The Internal Revenue Service, or IRS, is presently drafting new - TopicsExpress



          

The Internal Revenue Service, or IRS, is presently drafting new regulations to tighten the rules governing political activity by nonprofit organizations. The current regulations enable so-called dark-money groups to masquerade as 501(c)(4) “social welfare” organizations and thereby avoid campaign finance disclosure laws. Promulgation of objective, bright-line standards on political activity by nonprofit groups would significantly cut down abuse, as well as make compliance easier for legitimate 501(c) organizations. In addition to clarifying the rules for 501(c) organizations, the IRS should tackle the problem of undisclosed political spending more directly by also amending the regulations for Section 527 of the tax code. Section 527 governs political organizations such as candidate committees, political parties, and political action committees, or PACs. 527 groups are required to publicly disclose their donors—either by registering with the FEC or a state campaign finance agency or by filing publicly disclosed reports with the IRS itself.
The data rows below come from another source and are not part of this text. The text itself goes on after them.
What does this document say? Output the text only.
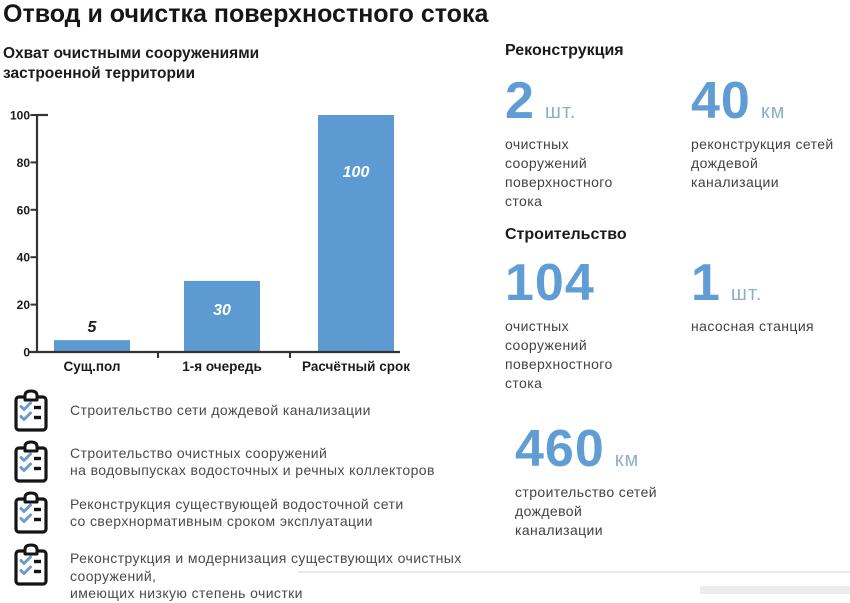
Отвод и очистка поверхностного стока
Охват очистными сооружениями
застроенной территории
5
Сущ.пол
30
1-я очередь
100
Расчётный срок
0
20
40
60
80
100
Строительство сети дождевой канализации
Строительство очистных сооружений
на водовыпусках водосточных и речных коллекторов
Реконструкция существующей водосточной сети
со сверхнормативным сроком эксплуатации
Реконструкция и модернизация существующих очистных
сооружений,
имеющих низкую степень очистки
Реконструкция
2 шт.
очистных
сооружений
поверхностного
стока
40 км
реконструкция сетей
дождевой
канализации
Строительство
104
очистных
сооружений
поверхностного
стока
1 шт.
насосная станция
460 км
строительство сетей
дождевой
канализации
Rather than simply regulating dark-money groups out of Section 501(c), the IRS should regulate those groups into Section 527. The IRS should promulgate regulations that definitively classify as a 527 organization any group that spends the majority of its funds on advertising that mentions a candidate and is run within a certain number of days preceding an election. These regulations would act as a backstop for the revised 501(c) regulations, ensuring that organizations that engage primarily in political advertising are explicitly required to register as such and to disclose their contributors.